23 de janeiro de 2025

A bispa da Serra do Desencontro

Por José Carlos Sá

A Tica de Sô Nô passou o resto da vida sendo chamada de “Bispa” (Imagem gerada por IA Monica)

O noticiário da semana acompanha os passos do novo presidente dos Estados Unidos, Donald Trump, que assumiu na segunda-feira, 20. Um dos eventos que fizeram parte do roteiro foi o culto de celebração de posse, oficiado pela bispa Mariann Edgar Budde, da Igreja Episcopal, na Catedral Nacional de Washington.

À esquerda a bispa Mariann Edgar Budde, que inspirou essa crônica (Foto Lamarque Kevin/Reuters Reprodução)

A solenidade religiosa passaria batido, entre as muitas etapas previstas pelo cerimonial, se a bispa não tivesse cutucado uma casa de marimbondos de fogo. Ela pediu ao presidente recém-eleito “misericórdia para migrantes e para pessoas LGBTQ+”. Trump não gostou do apelo e acusou a religiosa de ser uma “radical de esquerda”, exigindo um pedido formal de desculpas.

A história toda faz parte do jogo político.

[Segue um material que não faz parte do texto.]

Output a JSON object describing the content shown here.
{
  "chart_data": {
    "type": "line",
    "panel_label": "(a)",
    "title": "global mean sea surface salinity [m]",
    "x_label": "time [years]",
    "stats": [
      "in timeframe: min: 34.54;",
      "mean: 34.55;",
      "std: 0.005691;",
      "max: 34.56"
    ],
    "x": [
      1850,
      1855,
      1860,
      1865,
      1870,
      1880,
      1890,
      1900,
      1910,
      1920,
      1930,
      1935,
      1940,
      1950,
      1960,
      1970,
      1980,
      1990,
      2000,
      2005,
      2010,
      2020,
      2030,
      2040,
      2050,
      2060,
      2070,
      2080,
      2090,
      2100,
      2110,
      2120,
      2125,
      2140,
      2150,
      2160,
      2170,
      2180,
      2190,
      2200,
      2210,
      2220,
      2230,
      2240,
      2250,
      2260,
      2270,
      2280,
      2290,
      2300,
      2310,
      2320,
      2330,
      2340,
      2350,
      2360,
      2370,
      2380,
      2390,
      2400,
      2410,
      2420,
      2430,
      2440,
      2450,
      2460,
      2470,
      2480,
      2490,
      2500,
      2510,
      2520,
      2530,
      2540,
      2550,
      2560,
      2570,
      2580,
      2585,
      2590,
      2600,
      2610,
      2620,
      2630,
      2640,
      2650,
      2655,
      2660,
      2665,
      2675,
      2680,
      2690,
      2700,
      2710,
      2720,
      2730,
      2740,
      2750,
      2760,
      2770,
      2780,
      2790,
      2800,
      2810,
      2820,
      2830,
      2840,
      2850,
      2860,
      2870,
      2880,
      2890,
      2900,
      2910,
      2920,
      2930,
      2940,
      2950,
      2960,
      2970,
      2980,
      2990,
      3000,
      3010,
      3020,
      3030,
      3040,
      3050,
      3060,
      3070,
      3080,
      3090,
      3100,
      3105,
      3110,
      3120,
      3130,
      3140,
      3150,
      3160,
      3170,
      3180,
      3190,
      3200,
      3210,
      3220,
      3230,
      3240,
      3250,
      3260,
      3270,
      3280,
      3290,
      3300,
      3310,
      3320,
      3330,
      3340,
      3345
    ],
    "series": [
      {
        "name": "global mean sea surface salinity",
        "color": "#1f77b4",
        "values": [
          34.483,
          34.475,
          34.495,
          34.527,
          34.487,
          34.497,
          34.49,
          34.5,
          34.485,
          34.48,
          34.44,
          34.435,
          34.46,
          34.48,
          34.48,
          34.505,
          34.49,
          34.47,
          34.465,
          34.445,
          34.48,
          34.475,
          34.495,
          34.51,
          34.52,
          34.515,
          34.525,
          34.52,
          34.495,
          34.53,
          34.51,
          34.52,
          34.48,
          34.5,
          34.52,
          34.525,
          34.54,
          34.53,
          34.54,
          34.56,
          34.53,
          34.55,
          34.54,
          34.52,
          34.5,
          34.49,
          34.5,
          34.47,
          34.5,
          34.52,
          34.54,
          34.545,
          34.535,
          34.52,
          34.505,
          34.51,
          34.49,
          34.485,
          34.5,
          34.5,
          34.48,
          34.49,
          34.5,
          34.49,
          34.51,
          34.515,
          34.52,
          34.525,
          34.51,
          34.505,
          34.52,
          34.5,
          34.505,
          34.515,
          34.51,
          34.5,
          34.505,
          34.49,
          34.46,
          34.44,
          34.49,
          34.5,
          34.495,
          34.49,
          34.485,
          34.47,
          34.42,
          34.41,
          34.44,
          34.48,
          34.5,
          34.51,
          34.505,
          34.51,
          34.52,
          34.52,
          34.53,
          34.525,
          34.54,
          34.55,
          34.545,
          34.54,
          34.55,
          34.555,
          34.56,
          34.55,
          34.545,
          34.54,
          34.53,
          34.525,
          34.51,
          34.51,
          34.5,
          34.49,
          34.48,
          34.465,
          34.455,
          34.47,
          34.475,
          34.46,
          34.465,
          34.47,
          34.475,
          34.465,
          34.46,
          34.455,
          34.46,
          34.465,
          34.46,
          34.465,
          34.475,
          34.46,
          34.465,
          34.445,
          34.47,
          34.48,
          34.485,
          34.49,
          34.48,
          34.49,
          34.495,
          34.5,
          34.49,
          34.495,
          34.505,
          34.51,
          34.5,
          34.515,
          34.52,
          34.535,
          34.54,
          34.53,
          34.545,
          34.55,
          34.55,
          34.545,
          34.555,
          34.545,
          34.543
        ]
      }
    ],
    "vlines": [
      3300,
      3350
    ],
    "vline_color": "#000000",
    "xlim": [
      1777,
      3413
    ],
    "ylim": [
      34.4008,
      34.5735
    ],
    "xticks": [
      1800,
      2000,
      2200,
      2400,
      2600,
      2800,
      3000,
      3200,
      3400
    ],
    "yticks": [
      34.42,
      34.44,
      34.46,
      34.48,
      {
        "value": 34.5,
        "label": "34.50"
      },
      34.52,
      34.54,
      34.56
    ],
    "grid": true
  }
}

Aqui no Brasil também há padres que se aproveitam da presença de autoridades nas cerimônias para mandarem seus recados, nem todos bem aceitos. O que me chamou atenção foi o fato da celebrante ser uma “bispa”, um cargo que é destinado exclusivamente a homens na igreja que eu professo.

A “bispa” do padre

E por falar nisso, o fato aconteceu numa cidadezinha bem isolada, que fica no sertão entre Minas e Goiás e tem um nome tristonho, Serra do Desencontro. O lugar é bem pequeno, tem apenas duas ruas paralelas que desembocam na igreja. 

Há uma venda, onde se reúnem os aposentados e desocupados da cidade para beber pinga e falar mal uns dos outros. O outro comércio é a farmácia, onde “Sô Nô” (Nicanor é o nome do “doutor”) clinica, receita e vende os remédios para a população. 

Aos sábados, chegam os moradores da área rural para vender suas produções e comprar sal e querosene. E só. A vida dos desencontrenses se resume a isso.

Há muitos anos, e depois de muito tempo sem um vigário, o padre Siro (“Com esse”) Gercino foi enviado para lá, assim que ordenou e oficiou a primeira missa na terra natal dele, que não sei onde é. Evidente que numa cidade tão pequena, a chegada de uma “autoridade eclesiástica” se tornaria o único assunto em todas as conversas em um raio de dezenas de quilômetros.

Na primeira missa celebrada, ninguém prestou atenção à cerimônia, mas ao celebrante. “Como ele é jovem, tem cara de menino”, disse uma; “Ozoio dele é verde ou azul?”, quis saber outra; “Ele é bonitão, que Deus me perdoe”, comentou a terceira, fazendo o sinal da cruz e batendo no peito três vezes em sinal de arrependimento.

Poucas semanas depois o padre ainda era assunto, mas desta vez diziam que ele estava amancebado com a Tica, filha do Sô Nô. Ela não saía da casa paroquial e a desculpa que estava tomando lições de latim, explicação que não convencia ninguém.

Por um motivo qualquer de ordem episcopal, o padre Siro foi transferido para uma paróquia em outro Estado. E ninguém mais ouviu falar dele, mas a sua ausência não era notada, pois deram à Tica o apelido de “Tica do Padre”!

O tempo continuou a passar e um dia o padre que atendia a comunidade, em substituição ao Siro, anunciou no final da missa que o antecessor dele fora escolhido pelo papa para se tornar bispo. A notícia foi recebida com festa pelos paroquianos, ao mesmo tempo que o pessoal da maldade, também atualizava o apelido da Tica, que passou a ser a “Tica do Bispo”.

Com esse apelido e a maledicência colada à pele, Tica não se casou. Nem sequer teve um namorado, pois ficou rotulada para sempre como “mulher do padre”. 

Hoje, para se referirem a ela, abreviaram o apelido, ela é simplesmente a “Bispa”.